Prior to COVID we were thriving, which is crazy to think of in a very rural area of New York like ours. We were on the verge of expanding, and I was in high gear all the time between managing everything and having a baby.
When COVID started to creep in, the biggest thing I felt was confusion. New York regulations being so vague and changing all the time didn’t help. On top of worrying about my parents’ health (whom I work with) and a boarding schedule that was literally completely canceled within a few days, I was also still battling some post-partum depression.
I ended up actually having to be hospitalized for over two weeks because I had a mental breakdown and was diagnosed with bipolar disorder. It’s something I talk about openly now because I wish more folks would, and it has also changed my business model.

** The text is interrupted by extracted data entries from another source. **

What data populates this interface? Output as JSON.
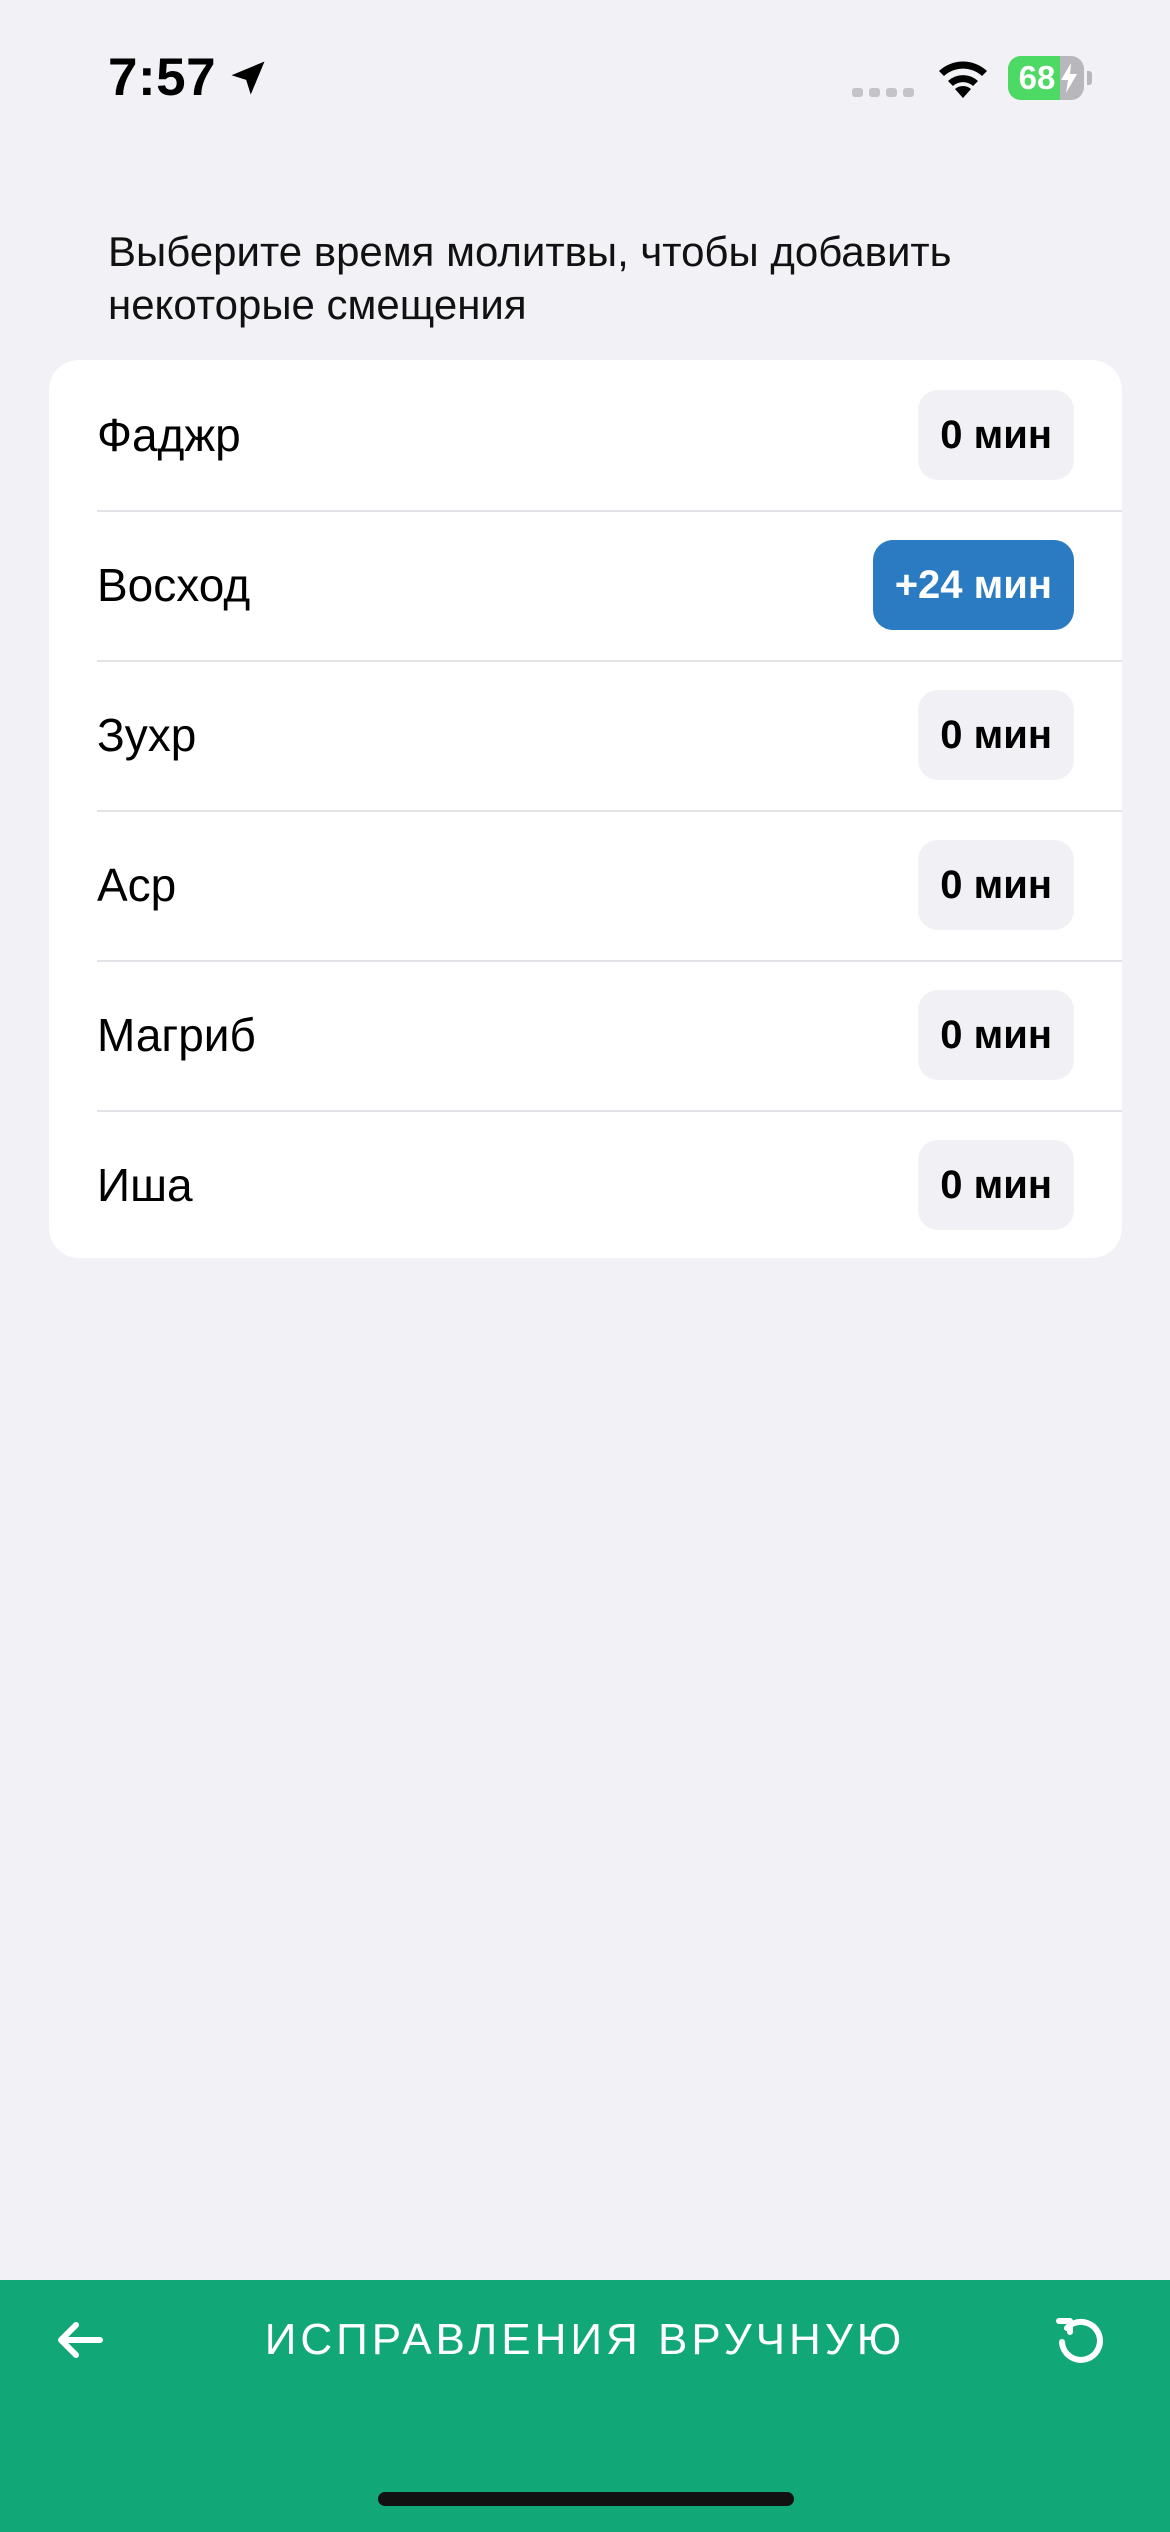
{
  "status_bar": {
    "time": "7:57",
    "battery_level": "68",
    "battery_fraction": 0.68,
    "icons": [
      "location-arrow-icon",
      "signal-dots-icon",
      "wifi-icon",
      "battery-icon",
      "charging-bolt-icon"
    ]
  },
  "instruction": "Выберите время молитвы, чтобы добавить некоторые смещения",
  "prayers": [
    {
      "name": "Фаджр",
      "offset": "0 мин",
      "active": false
    },
    {
      "name": "Восход",
      "offset": "+24 мин",
      "active": true
    },
    {
      "name": "Зухр",
      "offset": "0 мин",
      "active": false
    },
    {
      "name": "Аср",
      "offset": "0 мин",
      "active": false
    },
    {
      "name": "Магриб",
      "offset": "0 мин",
      "active": false
    },
    {
      "name": "Иша",
      "offset": "0 мин",
      "active": false
    }
  ],
  "bottom_bar": {
    "title": "ИСПРАВЛЕНИЯ ВРУЧНУЮ",
    "left_icon": "arrow-left-icon",
    "right_icon": "reset-icon"
  },
  "colors": {
    "accent_green": "#12a776",
    "active_blue": "#2a7bc2",
    "background": "#f1f1f6",
    "battery_green": "#4cd964"
  }
}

I was hospitalized a few days after restaurants were shut down. Traveling had already been pretty much completely banned, and there was still a lot of back-and-forth on if grooming was essential. I had decided to put a hold on grooming at that time. It was a hard decision, but I ultimately decided I valued lives over livelihood and I put my faith in the fact that clients would find ways to support us. (Which they did tenfold by buying certificates, continuing to use our programs—especially if they were essentials working overtime—and even making donations.)
I have made changes in our business based on what I have learned and experienced. We have always striven to give the dogs one-on-one attention and keep our dog-to-staff ratio low; it’s even more so now. I was always acutely aware of how important it is to make sure your employees are healthy physically and mentally. It is even more of an honest and open conversation now.

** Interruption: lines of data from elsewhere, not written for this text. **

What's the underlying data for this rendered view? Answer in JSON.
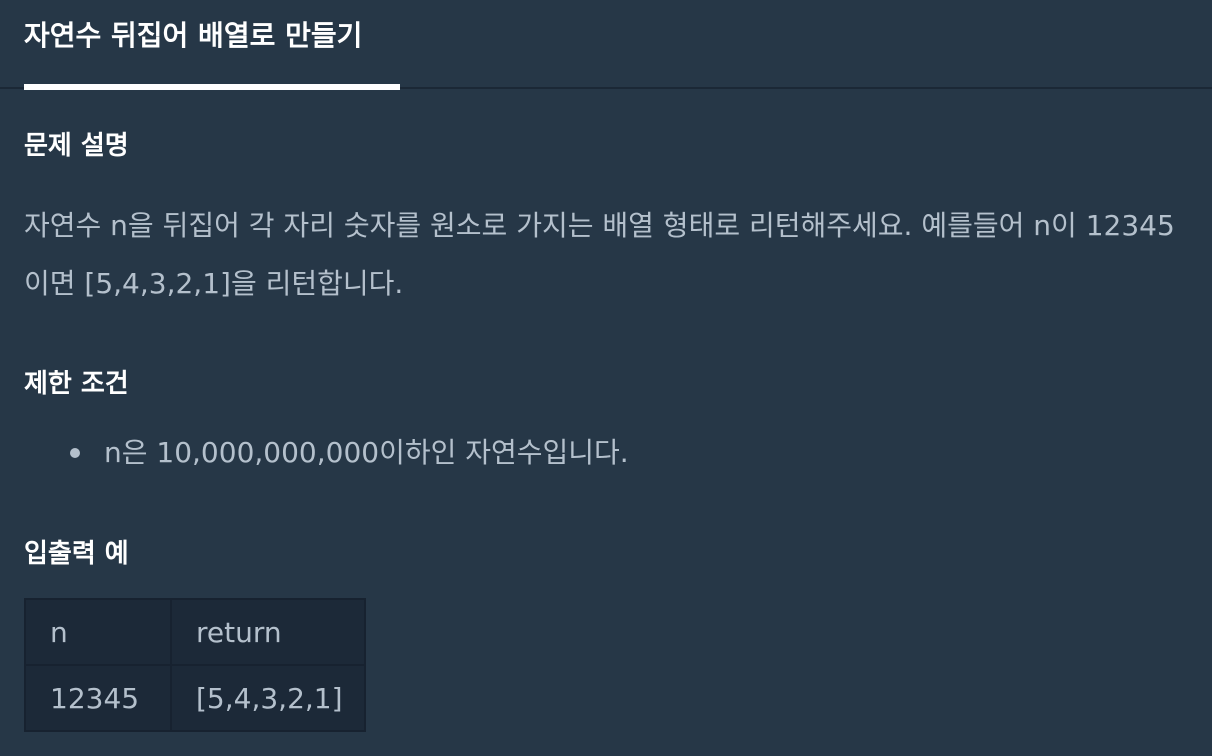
{
  "tab": {
    "title": "자연수 뒤집어 배열로 만들기"
  },
  "sections": {
    "description_heading": "문제 설명",
    "description_text": "자연수 n을 뒤집어 각 자리 숫자를 원소로 가지는 배열 형태로 리턴해주세요. 예를들어 n이 12345이면 [5,4,3,2,1]을 리턴합니다.",
    "constraints_heading": "제한 조건",
    "constraints": [
      "n은 10,000,000,000이하인 자연수입니다."
    ],
    "examples_heading": "입출력 예"
  },
  "examples_table": {
    "headers": [
      "n",
      "return"
    ],
    "rows": [
      [
        "12345",
        "[5,4,3,2,1]"
      ]
    ]
  },
  "colors": {
    "background": "#263747",
    "table_background": "#1c2938",
    "heading": "#ffffff",
    "body_text": "#b4c0cc"
  }
}
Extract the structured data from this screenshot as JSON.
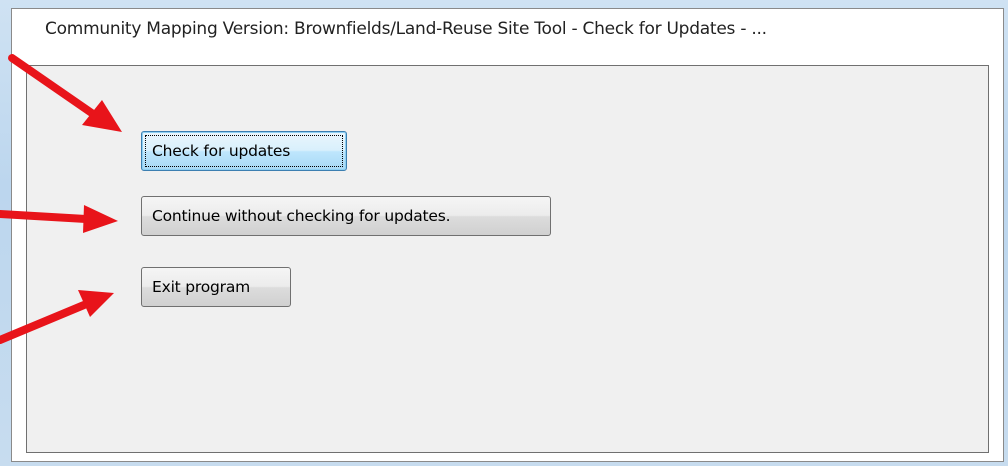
{
  "window": {
    "title": "Community Mapping Version: Brownfields/Land-Reuse Site Tool - Check for Updates - ..."
  },
  "buttons": {
    "check_label": "Check for updates",
    "continue_label": "Continue without checking for updates.",
    "exit_label": "Exit program"
  },
  "colors": {
    "annotation_arrow": "#e8141a",
    "default_button_border": "#3c7fb1",
    "client_background": "#f0f0f0"
  },
  "annotations": {
    "arrow_icon": "red-arrow-icon",
    "count": 3
  }
}
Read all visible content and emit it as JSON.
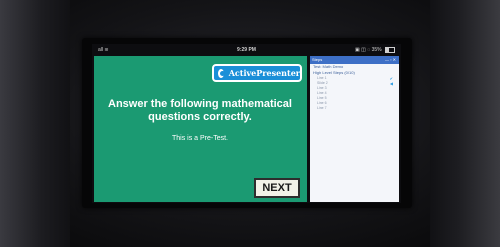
{
  "statusbar": {
    "signal": "all ≋",
    "time": "9:29 PM",
    "battery": "▣ ◫ ◌ 35%"
  },
  "slide": {
    "logo_text": "ActivePresenter",
    "headline_line1": "Answer the following mathematical",
    "headline_line2": "questions correctly.",
    "subline": "This is a Pre-Test.",
    "next_label": "NEXT",
    "background_color": "#1b9a72"
  },
  "steps_panel": {
    "title": "Steps",
    "controls": "— ▫ ✕",
    "line1": "Test: Math Demo",
    "line2": "High Level Steps (0/10)",
    "items": [
      "Line 1",
      "Slide 2",
      "Line 3",
      "Line 4",
      "Line 5",
      "Line 6",
      "Line 7"
    ]
  }
}
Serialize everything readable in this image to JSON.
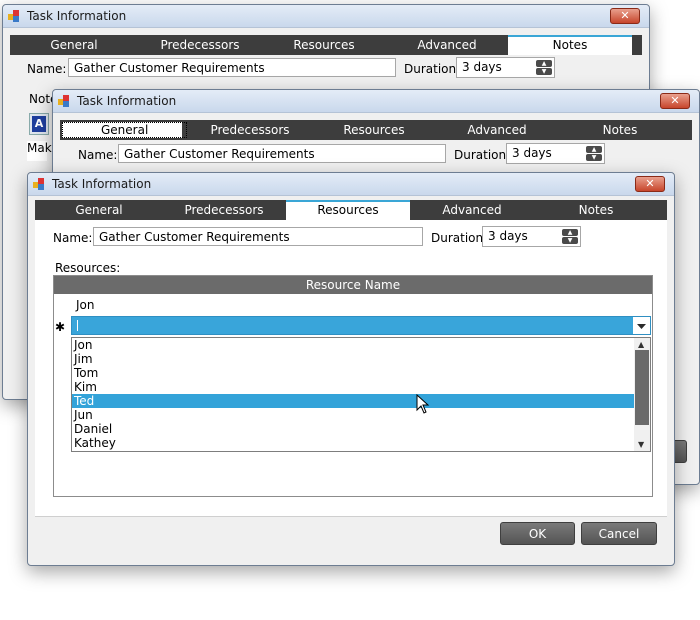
{
  "title": "Task Information",
  "close_glyph": "✕",
  "tabs": [
    "General",
    "Predecessors",
    "Resources",
    "Advanced",
    "Notes"
  ],
  "name_label": "Name:",
  "name_value": "Gather Customer Requirements",
  "duration_label": "Duration:",
  "duration_value": "3 days",
  "back_window": {
    "notes_label": "Note",
    "toolbar_letter": "A",
    "editor_text": "Mak"
  },
  "resources": {
    "label": "Resources:",
    "column_header": "Resource Name",
    "rows": [
      "Jon"
    ],
    "new_row_glyph": "✱",
    "dropdown_options": [
      "Jon",
      "Jim",
      "Tom",
      "Kim",
      "Ted",
      "Jun",
      "Daniel",
      "Kathey"
    ],
    "highlighted_option": "Ted"
  },
  "buttons": {
    "ok": "OK",
    "cancel": "Cancel"
  },
  "colors": {
    "tab_strip": "#3d3d3d",
    "accent": "#33a3d9",
    "close": "#c7452b"
  },
  "icons": {
    "app": "app-icon",
    "close": "close-icon",
    "cursor": "mouse-pointer-icon",
    "spin": "spinner-arrows-icon"
  }
}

I never appreciated the slower times and the lulls because I liked being go, go, go. I find power in them now. And to be completely honest, I’m struggling with a bit of anxiety over things opening back up and getting full-force again. The time I got to spend healing, quieting my mind, and enjoying my daughter over the fall and winter was amazing.
I know I have the tools now and the support, and I’m very aware that I need to carve out time for myself, family and friends, even if it is hard. I need to put away the business phone and my schedule books even if I fear I’m going to miss something. What’s meant to be will always find a way of working out. And I guess looking back, it took a pandemic for me to realize what I had going was “working”…but wasn’t working for me personally.
These days I find comfort in having a schedule, especially when it comes to sleep. I’ve learned to delegate more and I hired on another employee so I could do less grooming and focus on other tasks. I do a lot of reiki and massage. I keep up on my vitamins and have found a lot of great teas that help. And of course, dogs.
Even my therapist suggested I continue fostering dogs, even though it is a risk financially, because he could “see me light up when I talked about it.” As the anniversary of my mental health trauma has approached, I have a litter of foster pups that I took on, and they have brought me a great deal of comfort. It’s just about perfect timing because they are starting to trickle to new homes as spring break boarding comes back full-force and I find myself questioning if I’m ready for the “chaos.”
My passion is this business and working with animals, but if our own minds (the most important organ in the body, but often the one most overlooked) are suffering, we are failing both, and so many other people too. Wellness isn’t just a full schedule and secure paycheck. It’s finding balance and understanding within yourself.